Multiple stages of the pipeline are highlighted for each frame in the traces titled PipelineReporter. Stages that are tracked in PipelineReporter events are:

  • BeginImplFrameToSendBeginMainFrame
  • SendBeginMainFrameToCommit
  • Commit
  • EndCommitToActivation
  • Activation
  • EndActivateToSubmitCompositorFrame
  • SubmitCompositorFrameToPresentationCompositorFrame

Image below shows how each segment of the Pipeline is tracked in PipelineReporter trace events.

segmented flow diagram

In the traces these pipeline reporters would look like

PipelineReporter trace event

In which the length of each segment demonstrates the latency of that stage. Also SubmitCompositorFrameToPresentationCompositorFrame would have its own, which are:

  • SubmitToReceiveCompositorFrame: The time of communicating the submit (step [9])
  • ReceiveCompositorFrameToStartDraw: The time it takes for steps [10] to [14]
  • StartDrawToSwapStart: The time that “Draw” takes in GPU Main (step [15])
  • Swap: The time that “Swap” takes in GPU Main (step [16])
  • SwapEndToPresentationCompositorFrame: The remaining time until presentation (step [17])

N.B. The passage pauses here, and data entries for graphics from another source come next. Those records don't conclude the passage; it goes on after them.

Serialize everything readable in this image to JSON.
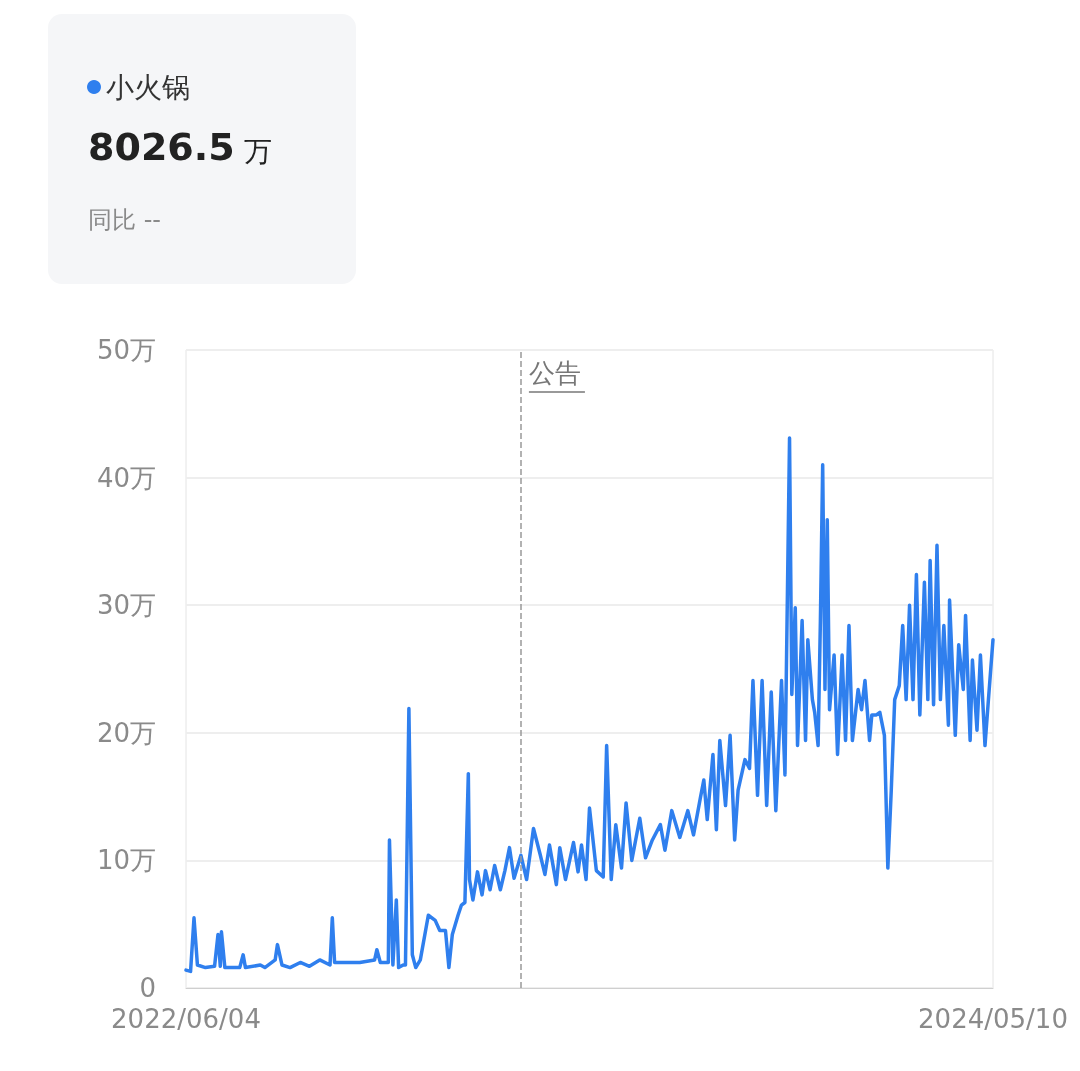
{
  "chart_data": {
    "type": "line",
    "annotations": [
      "8026.5 万",
      "同比 --"
    ],
    "x": [
      "2022-06-04",
      "2022-06-08",
      "2022-06-11",
      "2022-06-14",
      "2022-06-21",
      "2022-06-29",
      "2022-07-02",
      "2022-07-04",
      "2022-07-05",
      "2022-07-08",
      "2022-07-21",
      "2022-07-24",
      "2022-07-26",
      "2022-08-08",
      "2022-08-12",
      "2022-08-21",
      "2022-08-23",
      "2022-08-27",
      "2022-09-03",
      "2022-09-12",
      "2022-09-20",
      "2022-09-29",
      "2022-10-08",
      "2022-10-10",
      "2022-10-12",
      "2022-11-03",
      "2022-11-16",
      "2022-11-18",
      "2022-11-21",
      "2022-11-28",
      "2022-11-29",
      "2022-12-02",
      "2022-12-05",
      "2022-12-07",
      "2022-12-11",
      "2022-12-13",
      "2022-12-16",
      "2022-12-19",
      "2022-12-22",
      "2022-12-26",
      "2023-01-02",
      "2023-01-08",
      "2023-01-12",
      "2023-01-17",
      "2023-01-20",
      "2023-01-23",
      "2023-01-28",
      "2023-01-31",
      "2023-02-03",
      "2023-02-06",
      "2023-02-07",
      "2023-02-10",
      "2023-02-14",
      "2023-02-18",
      "2023-02-21",
      "2023-02-25",
      "2023-03-01",
      "2023-03-06",
      "2023-03-10",
      "2023-03-14",
      "2023-03-18",
      "2023-03-24",
      "2023-03-29",
      "2023-04-04",
      "2023-04-10",
      "2023-04-14",
      "2023-04-18",
      "2023-04-24",
      "2023-04-27",
      "2023-05-02",
      "2023-05-09",
      "2023-05-13",
      "2023-05-16",
      "2023-05-20",
      "2023-05-23",
      "2023-05-29",
      "2023-06-04",
      "2023-06-07",
      "2023-06-11",
      "2023-06-15",
      "2023-06-20",
      "2023-06-24",
      "2023-06-29",
      "2023-07-06",
      "2023-07-11",
      "2023-07-17",
      "2023-07-24",
      "2023-07-28",
      "2023-08-03",
      "2023-08-10",
      "2023-08-17",
      "2023-08-22",
      "2023-08-28",
      "2023-08-31",
      "2023-09-03",
      "2023-09-08",
      "2023-09-11",
      "2023-09-14",
      "2023-09-19",
      "2023-09-23",
      "2023-09-27",
      "2023-09-30",
      "2023-10-06",
      "2023-10-10",
      "2023-10-13",
      "2023-10-17",
      "2023-10-21",
      "2023-10-25",
      "2023-10-29",
      "2023-11-02",
      "2023-11-04",
      "2023-11-07",
      "2023-11-10",
      "2023-11-14",
      "2023-11-16",
      "2023-11-19",
      "2023-11-21",
      "2023-11-25",
      "2023-11-28",
      "2023-11-30",
      "2023-12-04",
      "2023-12-06",
      "2023-12-09",
      "2023-12-11",
      "2023-12-13",
      "2023-12-15",
      "2023-12-17",
      "2023-12-19",
      "2023-12-23",
      "2023-12-26",
      "2023-12-30",
      "2024-01-02",
      "2024-01-05",
      "2024-01-08",
      "2024-01-13",
      "2024-01-16",
      "2024-01-19",
      "2024-01-23",
      "2024-01-25",
      "2024-01-29",
      "2024-02-01",
      "2024-02-05",
      "2024-02-08",
      "2024-02-11",
      "2024-02-14",
      "2024-02-18",
      "2024-02-21",
      "2024-02-24",
      "2024-02-27",
      "2024-03-01",
      "2024-03-04",
      "2024-03-07",
      "2024-03-11",
      "2024-03-14",
      "2024-03-16",
      "2024-03-19",
      "2024-03-22",
      "2024-03-25",
      "2024-03-28",
      "2024-04-01",
      "2024-04-02",
      "2024-04-07",
      "2024-04-10",
      "2024-04-14",
      "2024-04-16",
      "2024-04-20",
      "2024-04-22",
      "2024-04-26",
      "2024-04-29",
      "2024-05-03",
      "2024-05-06",
      "2024-05-10"
    ],
    "series": [
      {
        "name": "小火锅",
        "color": "#2f7fee",
        "values": [
          1.4,
          1.3,
          5.5,
          1.8,
          1.6,
          1.7,
          4.2,
          1.7,
          4.4,
          1.6,
          1.6,
          2.6,
          1.6,
          1.8,
          1.6,
          2.2,
          3.4,
          1.8,
          1.6,
          2.0,
          1.7,
          2.2,
          1.8,
          5.5,
          2.0,
          2.0,
          2.2,
          3.0,
          2.0,
          2.0,
          11.6,
          1.8,
          6.9,
          1.6,
          1.8,
          1.8,
          21.9,
          2.6,
          1.6,
          2.2,
          5.7,
          5.3,
          4.5,
          4.5,
          1.6,
          4.2,
          5.7,
          6.5,
          6.7,
          16.8,
          8.5,
          6.9,
          9.1,
          7.3,
          9.2,
          7.7,
          9.6,
          7.7,
          9.2,
          11.0,
          8.6,
          10.4,
          8.5,
          12.5,
          10.4,
          8.9,
          11.2,
          8.1,
          11.0,
          8.5,
          11.4,
          9.1,
          11.2,
          8.5,
          14.1,
          9.2,
          8.7,
          19.0,
          8.5,
          12.8,
          9.4,
          14.5,
          10.0,
          13.3,
          10.2,
          11.6,
          12.8,
          10.8,
          13.9,
          11.8,
          13.9,
          12.0,
          14.9,
          16.3,
          13.2,
          18.3,
          12.4,
          19.4,
          14.3,
          19.8,
          11.6,
          15.5,
          17.9,
          17.2,
          24.1,
          15.1,
          24.1,
          14.3,
          23.2,
          13.9,
          17.9,
          24.1,
          16.7,
          43.1,
          23.0,
          29.8,
          19.0,
          28.8,
          19.4,
          27.3,
          22.6,
          21.6,
          19.0,
          28.8,
          41.0,
          23.4,
          36.7,
          21.8,
          26.1,
          18.3,
          26.1,
          19.4,
          28.4,
          19.4,
          23.4,
          21.8,
          24.1,
          19.4,
          21.4,
          21.4,
          21.6,
          19.8,
          9.4,
          15.5,
          22.6,
          23.7,
          28.4,
          22.6,
          30.0,
          22.6,
          32.4,
          21.4,
          31.8,
          22.6,
          33.5,
          22.2,
          34.7,
          22.6,
          28.4,
          20.6,
          30.4,
          19.8,
          26.9,
          23.4,
          29.2,
          19.4,
          25.7,
          20.2,
          26.1,
          19.0,
          22.6,
          27.3
        ]
      }
    ],
    "xlim": [
      "2022-06-04",
      "2024-05-10"
    ],
    "xticks": [
      {
        "value": "2022-06-04",
        "label": "2022/06/04"
      },
      {
        "value": "2024-05-10",
        "label": "2024/05/10"
      }
    ],
    "ylim": [
      0,
      50
    ],
    "yticks": [
      0,
      {
        "value": 10,
        "label": "10万"
      },
      {
        "value": 20,
        "label": "20万"
      },
      {
        "value": 30,
        "label": "30万"
      },
      {
        "value": 40,
        "label": "40万"
      },
      {
        "value": 50,
        "label": "50万"
      }
    ],
    "ref_lines": [
      {
        "axis": "x",
        "value": "2023-03-24",
        "label": "公告",
        "color": "#999999",
        "line_style": "dashed"
      }
    ],
    "grid": "y",
    "legend": "top left",
    "marker": "none",
    "line_style": "solid"
  }
}
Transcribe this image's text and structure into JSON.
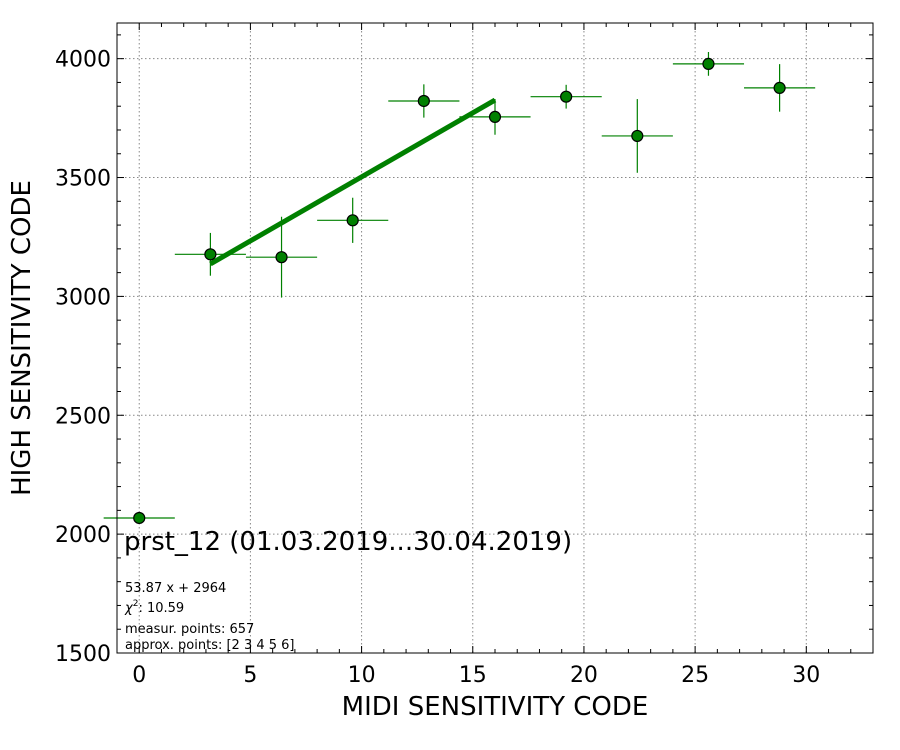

Overlapping pipeline reporter events

One advantage of having multiple processes handling the frame is that multiple frames can be worked on simultaneously. This might create some overlapping pipeline reporter events. In this section we would explore a few examples of these cases.

Example 1:

PipelineReporter trace event example_1

In this example the PipelineReporter(PR) on the bottom started earlier and while it was in the EndActivateToSubmitCompositorFrame, vsync for the next frame is reached. In this stage, the compositor thread is already done with activation and is waiting for the deadline to submit the compositor frame, so it can start working on the second frame (top PR). When we reach the deadline for submission of frame#1, the frame#2 is in the stage of SendBeginMainFrameToCommit (on the main thread). Frame#1 will be submitted while frame#2 will continue on its stages and will be submitted in the next vsync.

Example 2:

PipelineReporter trace event example_2

In this example the two PipelineReporters start at the same time but would not end at the same time. If we look into the arguments of each we would notice that they both correspond to the same sequence number (this would be expected for PRs that start at the same time corresponding to the same vsync). In this case, the PR on top has been in middle of SendBeginMainFrameToCommit while the second PR moves to EndActivateToSubmitCompositorFrame and then SubmitCompositorFrameToPresentationCompositorFrame. That means that while the main thread work was taking place we reached the deadline and submitted the compositor updates that were ready (bottom PR), and the PR on top would do the same with main thread updates on the next vsync.

Example 3:

PipelineReporter trace event example_3

In this example the two PRs started at different times but are ending at the same time. This would often happen when a PR takes longer than one vsync and its last stage (e.g. SubmitCompositorFrameToPresentationCompositorFrame) would be synced with the next PR (top PR on the image). In such cases the combined update from two PRs would be submitted to the GPU process and be presented together.